User input with event syntax

Applications

Angular now responds to user input using event syntax. The syntax of an event is indicated by an action surrounded by a bracket (event).

You can also make element references available to other parts of the template as a local variable using the #var syntax.

Angular 1.x:

 <input ng-model="thing.item" type="text"> <button ng-click="thing.submit(item)" type="submit"> 

Angular 2.0:

 <input #item type="text"> <button (click)="submit(item)" type="submit"> 

space $ scope

Although '$ scope has been replaced with' controller as' as the best example with Angular 1.2, it still lingers in many tutorials.

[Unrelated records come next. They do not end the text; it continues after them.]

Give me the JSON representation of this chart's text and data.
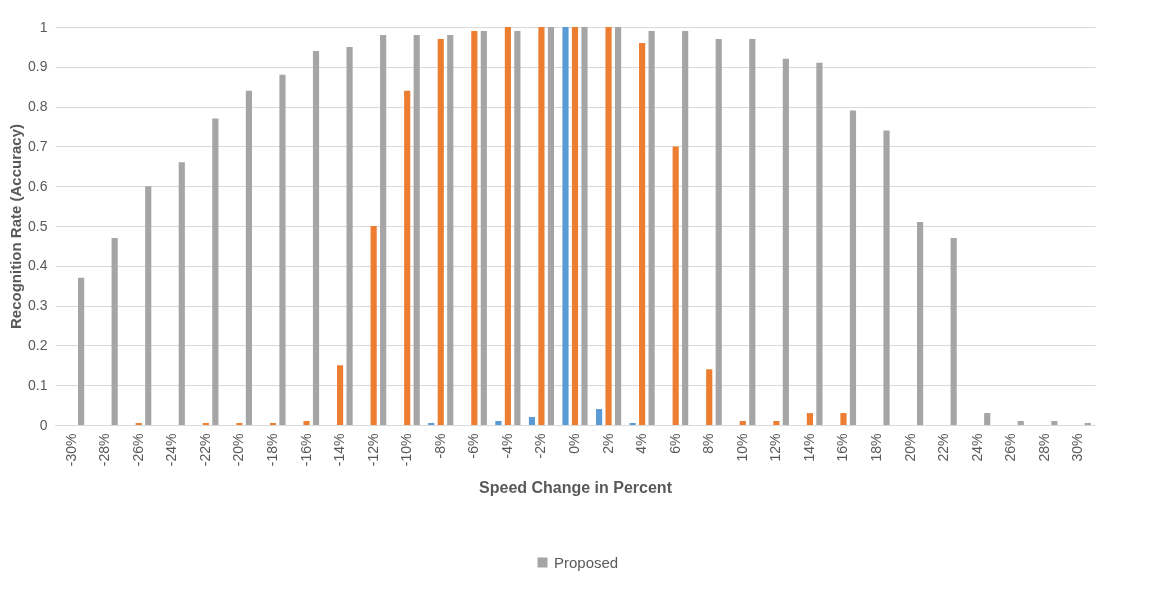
{
  "chart_data": {
    "type": "bar",
    "xlabel": "Speed Change in Percent",
    "ylabel": "Recognition Rate (Accuracy)",
    "categories": [
      "-30%",
      "-28%",
      "-26%",
      "-24%",
      "-22%",
      "-20%",
      "-18%",
      "-16%",
      "-14%",
      "-12%",
      "-10%",
      "-8%",
      "-6%",
      "-4%",
      "-2%",
      "0%",
      "2%",
      "4%",
      "6%",
      "8%",
      "10%",
      "12%",
      "14%",
      "16%",
      "18%",
      "20%",
      "22%",
      "24%",
      "26%",
      "28%",
      "30%"
    ],
    "series": [
      {
        "color": "#5b9bd5",
        "values": [
          0,
          0,
          0,
          0,
          0,
          0,
          0,
          0,
          0,
          0,
          0,
          0.005,
          0,
          0.01,
          0.02,
          1,
          0.04,
          0.005,
          0,
          0,
          0,
          0,
          0,
          0,
          0,
          0,
          0,
          0,
          0,
          0,
          0
        ]
      },
      {
        "color": "#ed7d31",
        "values": [
          0,
          0,
          0.005,
          0,
          0.005,
          0.005,
          0.005,
          0.01,
          0.15,
          0.5,
          0.84,
          0.97,
          0.99,
          1,
          1,
          1,
          1,
          0.96,
          0.7,
          0.14,
          0.01,
          0.01,
          0.03,
          0.03,
          0,
          0,
          0,
          0,
          0,
          0,
          0
        ]
      },
      {
        "name": "Proposed",
        "color": "#a5a5a5",
        "values": [
          0.37,
          0.47,
          0.6,
          0.66,
          0.77,
          0.84,
          0.88,
          0.94,
          0.95,
          0.98,
          0.98,
          0.98,
          0.99,
          0.99,
          1,
          1,
          1,
          0.99,
          0.99,
          0.97,
          0.97,
          0.92,
          0.91,
          0.79,
          0.74,
          0.51,
          0.47,
          0.03,
          0.01,
          0.01,
          0.005
        ]
      }
    ],
    "ylim": [
      0,
      1
    ],
    "yticks": [
      0,
      0.1,
      0.2,
      0.3,
      0.4,
      0.5,
      0.6,
      0.7,
      0.8,
      0.9,
      1
    ],
    "grid": "y",
    "legend": "bottom"
  }
}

Angular 2 finally kills it, as properties are bound to components.

Angular 1.x:

 angular.module('example') .controller('ExampleCtrl', function($scope) { $scope.name = "John Smith"; }); 

Angular 2.0:

 @Component({ selector: 'example', templateUrl: './components/example/example.html' }) export class App{ constructor() { this.name = "John Smith"; } } 

Best performance

With ultra-fast change detection and immutable data structures, Angular 2 promises will work both faster and more efficiently. In addition, the introduction of unidirectional data flow, popularized by Flux, helps alleviate some of the problems in debugging performance issues with the Angular application.

It also means the lack of two-way data binding, which was a popular feature in Angular 1.x. Do not worry, although the ng-model no longer exists, the same concept can be solved similarly with Angular 2.